White Energy Inc., a U.S. ethanol producer, said today that it idled a distillery in Plainview, Texas, because of high corn prices.
Demand for ethanol to be blended with gasoline hasn’t been robust enough to alleviate the glut and raise prices enough to where producers can absorb the higher corn costs.
Ethanol-blended gasoline made up about 88 percent of the total U.S. gasoline pool in the week ended Jan. 18, compared with 90 percent the previous week, an EIA report showed.
Companies have also faced higher competition from Brazilian grades of the fuel, which uses sugar cane as a feedstock.
Imports of the biofuel jumped to 67,000 barrels a day in the week that ended Jan. 18 from 27,000 the previous week and none a year earlier.
Spot ethanol in Sao Paulo cost $2.13 a gallon in the week ended Jan. 25, data compiled by Bloomberg show, about 11 percent cheaper than today’s U.S. futures price.

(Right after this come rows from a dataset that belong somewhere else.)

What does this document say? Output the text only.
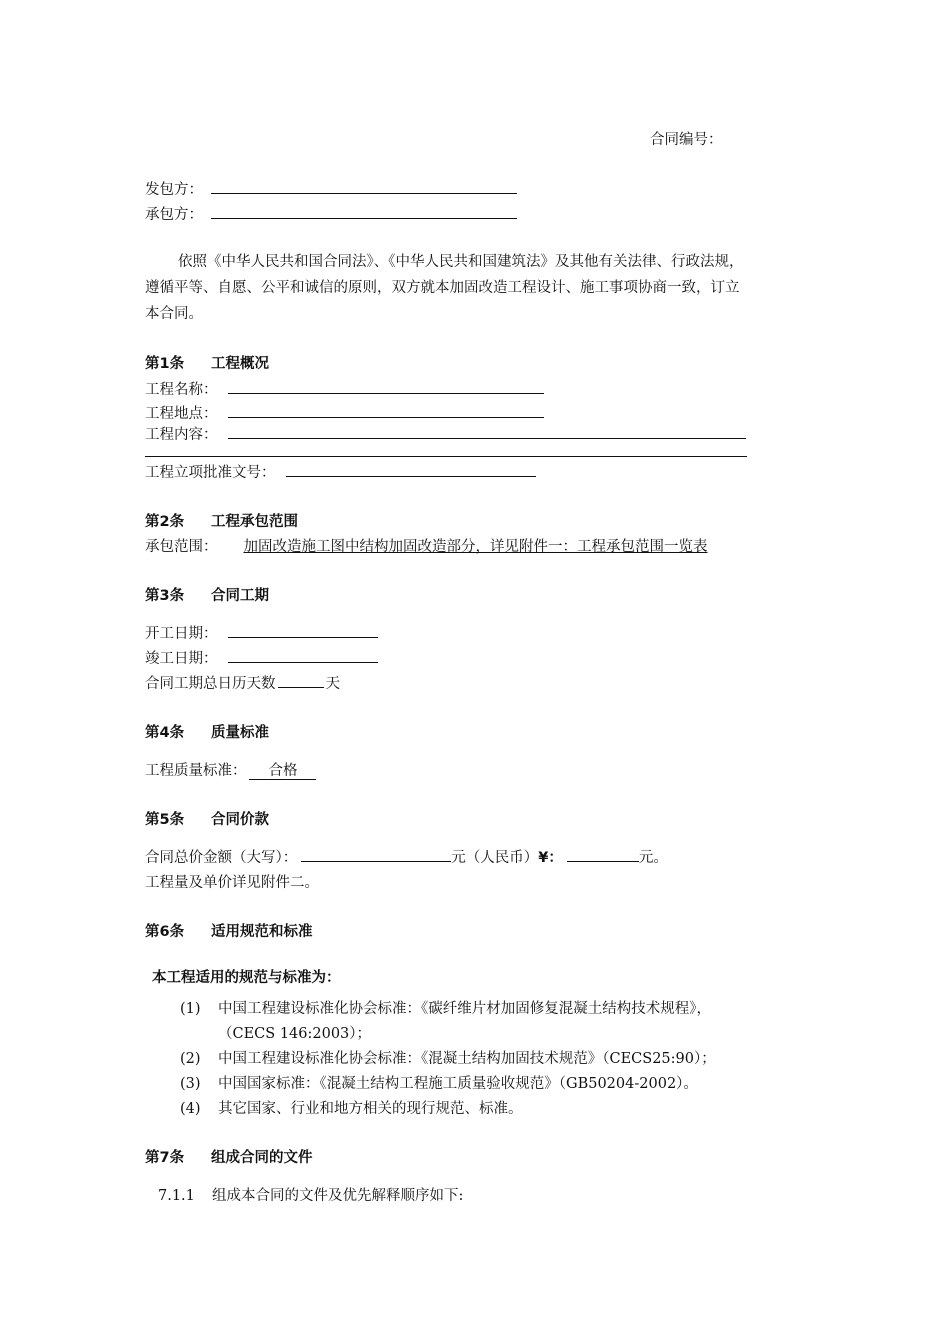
合同编号：
发包方：
承包方：
依照《中华人民共和国合同法》、《中华人民共和国建筑法》及其他有关法律、行政法规，
遵循平等、自愿、公平和诚信的原则，双方就本加固改造工程设计、施工事项协商一致，订立
本合同。
第1条 工程概况
工程名称：
工程地点：
工程内容：
工程立项批准文号：
第2条 工程承包范围
承包范围： 加固改造施工图中结构加固改造部分，详见附件一：工程承包范围一览表
第3条 合同工期
开工日期：
竣工日期：
合同工期总日历天数	天
第4条 质量标准
工程质量标准： 合格
第5条 合同价款
合同总价金额（大写）：	元（人民币）¥：	元。
工程量及单价详见附件二。
第6条 适用规范和标准
本工程适用的规范与标准为：
(1) 中国工程建设标准化协会标准：《碳纤维片材加固修复混凝土结构技术规程》，
（CECS 146:2003）；
(2) 中国工程建设标准化协会标准：《混凝土结构加固技术规范》（CECS25:90）；
(3) 中国国家标准：《混凝土结构工程施工质量验收规范》（GB50204-2002）。
(4) 其它国家、行业和地方相关的现行规范、标准。
第7条 组成合同的文件
7.1.1 组成本合同的文件及优先解释顺序如下:
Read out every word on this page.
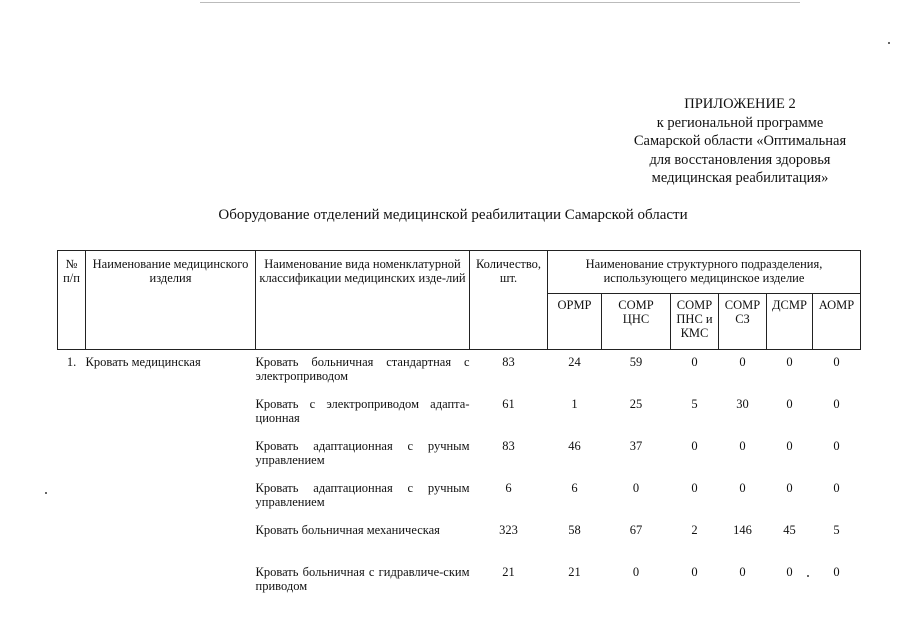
ПРИЛОЖЕНИЕ 2
к региональной программе
Самарской области «Оптимальная
для восстановления здоровья
медицинская реабилитация»
Оборудование отделений медицинской реабилитации Самарской области
№ п/п	Наименование медицинского изделия	Наименование вида номенклатурной классификации медицинских изде-лий	Количество, шт.	Наименование структурного подразделения, использующего медицинское изделие					
				ОРМР	СОМР ЦНС	СОМР ПНС и КМС	СОМР СЗ	ДСМР	АОМР
1.	Кровать медицинская	Кровать больничная стандартная с электроприводом	83	24	59	0	0	0	0
		Кровать с электроприводом адапта-ционная	61	1	25	5	30	0	0
		Кровать адаптационная с ручным управлением	83	46	37	0	0	0	0
		Кровать адаптационная с ручным управлением	6	6	0	0	0	0	0
		Кровать больничная механическая	323	58	67	2	146	45	5
		Кровать больничная с гидравличе-ским приводом	21	21	0	0	0	0	0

In spot market trading, ethanol in New York harbor at $2.495 a gallon was 9 cents more than in Chicago, according to data compiled by Bloomberg. Ethanol on the Chicago spot market has traded at about an 8.4 cent discount to New York harbor in the past year.
Ethanol on the West Coast cost $2.595, the highest in the U.S., and 13.5 cents more expensive than in the U.S. Gulf. Gulf Coast ethanol yesterday traded at a 19 cent discount to the West Coast market, the steepest since July 23.